Métodos: Dos modelos de Markov, utilizando los resultados publicados de superviviencia libre de progresión (SLP) de pacientes con LLC tratados con R-FC o FC en primera o segunda línea, las tasas de progresión de la enfermedad y las tasas de mortalidad en España. A los estados de SLP y progresión se les asignaron utilidades obtenidas en un estudio sobre LLC. Los costes de los medicamentos y de los tratamientos de soporte, así como los años de vida ajustados por calidad (AVAC), se estimaron para un periodo de 10 años. Se efectuaron análisis de sensibilidad univariados y probabilísticos (Monte Carlo).
Resultados: La adición de rituximab a la quimioterapia con FC aumentó los años de vida ganados (AVG) y los AVAC tanto en primera como en segunda línea de tratamiento. La razón de coste-eficacia incremental fue de 20.703 € por AVG y de 19.343 € por AVAC con la primera línea de tratamiento, y de 23.183 € por AVG y 24.781 € por AVAC con la segunda línea de tratamiento.
Conclusiones: En los pacientes con LLC no tratados previamente y en aquellos en recaída o resistentes al tratamiento previo, la adición de rituximab al esquema FC aumentó la esperanza de vida y los AVAC, y en ambos casos resultó ser un tratamiento coste-efectivo.

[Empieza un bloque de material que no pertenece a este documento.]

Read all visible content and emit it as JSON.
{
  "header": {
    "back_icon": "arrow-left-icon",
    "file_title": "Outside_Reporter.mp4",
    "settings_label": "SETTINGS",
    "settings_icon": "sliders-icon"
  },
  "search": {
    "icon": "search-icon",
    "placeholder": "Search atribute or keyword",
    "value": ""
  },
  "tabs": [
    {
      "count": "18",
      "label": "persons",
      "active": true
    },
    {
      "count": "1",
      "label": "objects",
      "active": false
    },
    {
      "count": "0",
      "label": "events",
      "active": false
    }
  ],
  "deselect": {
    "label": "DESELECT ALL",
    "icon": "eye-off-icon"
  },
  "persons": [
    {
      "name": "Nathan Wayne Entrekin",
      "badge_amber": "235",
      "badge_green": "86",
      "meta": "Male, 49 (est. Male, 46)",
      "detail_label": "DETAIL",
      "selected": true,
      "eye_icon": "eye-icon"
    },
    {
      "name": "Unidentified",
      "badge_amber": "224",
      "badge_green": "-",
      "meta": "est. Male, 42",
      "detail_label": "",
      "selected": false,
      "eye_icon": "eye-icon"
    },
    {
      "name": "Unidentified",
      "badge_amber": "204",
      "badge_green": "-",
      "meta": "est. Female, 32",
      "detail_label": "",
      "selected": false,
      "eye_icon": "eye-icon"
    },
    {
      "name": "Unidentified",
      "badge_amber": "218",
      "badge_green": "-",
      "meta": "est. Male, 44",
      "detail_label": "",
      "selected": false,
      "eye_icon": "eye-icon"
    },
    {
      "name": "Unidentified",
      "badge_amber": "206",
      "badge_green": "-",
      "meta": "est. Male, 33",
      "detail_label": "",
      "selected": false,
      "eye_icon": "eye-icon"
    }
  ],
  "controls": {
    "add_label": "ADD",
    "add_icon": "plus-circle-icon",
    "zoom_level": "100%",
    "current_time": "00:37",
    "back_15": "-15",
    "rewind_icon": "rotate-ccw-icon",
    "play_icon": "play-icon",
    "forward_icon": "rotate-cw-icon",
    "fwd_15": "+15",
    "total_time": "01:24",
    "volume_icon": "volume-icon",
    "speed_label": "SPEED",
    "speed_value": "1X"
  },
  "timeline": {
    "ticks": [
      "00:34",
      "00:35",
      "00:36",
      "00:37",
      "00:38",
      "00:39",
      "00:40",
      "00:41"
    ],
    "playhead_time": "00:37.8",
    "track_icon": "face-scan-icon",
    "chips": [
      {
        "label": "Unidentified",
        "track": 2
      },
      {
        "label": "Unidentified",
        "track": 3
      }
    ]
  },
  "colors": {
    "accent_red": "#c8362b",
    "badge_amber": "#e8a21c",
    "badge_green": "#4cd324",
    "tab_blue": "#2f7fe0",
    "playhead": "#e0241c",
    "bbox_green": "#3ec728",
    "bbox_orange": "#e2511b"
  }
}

Palabras clave: Leucemia linfática crónica. Rituximab. Fludarabina. Ciclofosfamida. Coste-efectividad.

ABSTRACT

Objectives: We evaluated the cost-effectiveness of rituximab added to the chemotherapy regimen of fludarabine plus cyclophosphamide (R-FC) versus fludarabine plus cyclophosphamide (FC) for the treatment of patients with previously untreated or relapsed/refractory chronic lymphocytic leukemia (CLL).
Methods: Two Markov models were built, using published results on progression-free survival (PFS) in patients receiving first- or second-line therapy with R-FC vs FC, rates of disease progression and mortality rates in Spain. Patient-elicited utilities were applied to PFS and progressed health states. The cost of drugs, supportive care, and quality-adjusted life years (QALY) were estimated over a 10-year period. Univariate and probabilistic (Monte Carlo) sensitivity analyses were performed.
Results: The addition of rituximab to chemotherapy in first- and second-line therapy increased life-years gained (LYG) and QALYs compared with chemotherapy. The incremental cost per LYG and QALY gained was €20,703 and €19,343 for first-line treatment and was €23,183 and €24,781 for second-line treatment. ]]> Conclusion: In patients with previously untreated or relapsed/refractory CLL, the addition of rituximab to the FC regimen increased life expectancy and quality-adjusted life expectancy. In both types of patient, the treatment was cost-effective.

Key words: Chronic lymphocytic leukemia. Rituximab. Fludarabine. Cyclophosphamide. Cost-effectiveness.

Introducción

La leucemia linfática crónica (LLC) es la forma más frecuente de leucemia en España. Según el Registro Español de Leucemias, la LLC constituye el 25,6% de todos los diagnósticos de leucemia¹ y tiene una incidencia de 4,2 (intervalo de confianza del 95% [IC 95%]: 3,3-5,1) y 3,1 (IC 95%: 2,3-3,8) casos por 100.000 habitantes y año, en hombres y mujeres, respectivamente². La edad media de los enfermos en el momento del diagnóstico es de 72 años³. La LLC es rara en los menores de 50 años (15% a 20% de todos los casos de LLC)⁴.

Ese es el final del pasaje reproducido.